Irina Garskova (Moscow Lomonossov university)
Labour recruiting policy and the Nobel Association of Oil Producers.
A Set of Dbase Language Programs for Studying Social Dynamics
This paper presents an approach to data base analysis originally developed in connection with labour history, one which in my view has broader relevance to more general methodological problems of data base creation and analysis. 1
For data about individuals we usually design a data base consisting of several files, according to the original structure of the source, and in this way, create a prosopographical database. The database comprises several files; the main file includes static data on name, date of birth, and so forth.
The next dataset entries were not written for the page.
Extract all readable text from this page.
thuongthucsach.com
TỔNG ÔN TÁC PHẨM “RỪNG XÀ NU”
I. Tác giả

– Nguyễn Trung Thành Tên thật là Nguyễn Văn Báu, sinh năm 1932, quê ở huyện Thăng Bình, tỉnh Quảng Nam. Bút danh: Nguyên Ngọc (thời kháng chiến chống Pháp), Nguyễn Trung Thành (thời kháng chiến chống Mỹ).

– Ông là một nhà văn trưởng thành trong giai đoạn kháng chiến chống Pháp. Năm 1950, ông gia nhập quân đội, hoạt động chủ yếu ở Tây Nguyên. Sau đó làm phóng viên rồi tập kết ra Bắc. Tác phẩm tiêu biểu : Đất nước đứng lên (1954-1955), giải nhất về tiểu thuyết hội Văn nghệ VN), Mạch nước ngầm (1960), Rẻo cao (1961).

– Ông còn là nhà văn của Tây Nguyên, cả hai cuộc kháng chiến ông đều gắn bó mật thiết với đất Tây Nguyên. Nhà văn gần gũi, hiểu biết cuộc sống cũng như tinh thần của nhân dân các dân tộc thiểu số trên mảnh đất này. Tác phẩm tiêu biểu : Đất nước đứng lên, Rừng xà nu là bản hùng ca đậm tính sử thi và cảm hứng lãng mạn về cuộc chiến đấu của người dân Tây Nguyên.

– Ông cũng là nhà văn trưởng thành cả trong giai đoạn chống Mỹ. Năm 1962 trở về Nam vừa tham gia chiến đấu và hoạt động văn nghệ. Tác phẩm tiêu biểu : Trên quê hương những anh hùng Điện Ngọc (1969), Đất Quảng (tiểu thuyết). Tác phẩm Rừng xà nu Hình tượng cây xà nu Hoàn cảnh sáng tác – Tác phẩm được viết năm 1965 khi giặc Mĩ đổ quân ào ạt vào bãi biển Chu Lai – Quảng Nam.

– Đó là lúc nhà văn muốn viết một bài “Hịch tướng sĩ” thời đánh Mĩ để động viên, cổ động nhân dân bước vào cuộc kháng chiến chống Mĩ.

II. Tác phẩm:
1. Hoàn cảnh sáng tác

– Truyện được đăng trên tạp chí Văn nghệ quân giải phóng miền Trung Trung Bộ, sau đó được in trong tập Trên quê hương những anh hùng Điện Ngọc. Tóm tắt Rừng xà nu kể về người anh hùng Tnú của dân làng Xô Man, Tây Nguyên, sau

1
Another files includes data about changes in different attributes, and therefore a single individual's identification number can be found in many records. Such dynamic files are connected with the main file by the key field - identification number.
One approach for moving "from statistics to prosopography" (Verger 1989) begins with creating 'meta-sources' (Genet 1977) in family history, life history, and micro-history (Nygaard 1992; Schofield 1992). Here the most important methodological problems are nominal record linkage and name standardisation. My proposed approach is close to the reverse, "moving from prosopography to statistics", because it is more closely connected to the social history (Garskova 1994: see also Bulst 1990). So, in this case the prosopographical data base is not used for searching out information on individuals (we suppose this work has already been done); it forms the basis of statistical research on aggregated data for particular social, professional, age, national and other groups of individuals. Obviously, separate point corresponding several individuals do not cover any continuous time period, so we have to accumulate a lot of points (corresponding a group of individuals) to cover the interval.
An Example of a prosopographical database
Our example of prosopographical data base is connected with the research of labour market and labour migration, which are very important for understanding Russian history in the period of industrialisation (the end of XIX - the beginning of XX century). At the VIII-th conference, I and Parvin Akhanchi of the Azerbaijan Academy of Science in Baku presented our research on the urban labour market in Baku, a centre of oil production in late imperial Russia. Our work was based on the personnel files of 2000 workers of the "Nobel Association of Oil Producers" (Garskova and Akhanchi 1993; see also Garskova and Akhanchi 1994).
The source included by dynamic and static data for every worker for the entire period of his employment by nationality, literacy, skill-level, age, place of birth, and most important, promotions, pay, and other (including in-kind) benefits, fines, accidents, and so forth. For example, date of birth or nationality are static variables, whereas occupation, level of education, marital or social status, which change over a life course, represent the dynamic data. Depending on circumstances and the time period being examined, a person might change her/his status and belong to different groups.
The main peculiarity and complexity of this sort of source is its three-dimensional character: there are cases (workers), variables (workers' attributes) and time (worker's time of employment by the firm). The data base comprises six files; the main one includes static data, the second file includes data about changes in wages and professions, the causes and dates, and therefore a single worker's identification number can be found in many records. A similar structure was designed for the files containing data about transitions in place of work, and about accidents, fines, and so forth (see Appendix 1). It is obvious that numerous records in additional files will correspond to almost each person.
The next peculiarity of the source is its discrete character: during entire time of her employment by the firm a worker could break and then resume her work; so that the period of employment was discrete almost for every worker and she could belong or not belong to a social, national or other group at a given moment depending on her presence on the pay-roll as well as on social, professional, educational, or marital status of the moment. Therefore individuals could not only change groups, but also be present or absent in only one group over the course of time.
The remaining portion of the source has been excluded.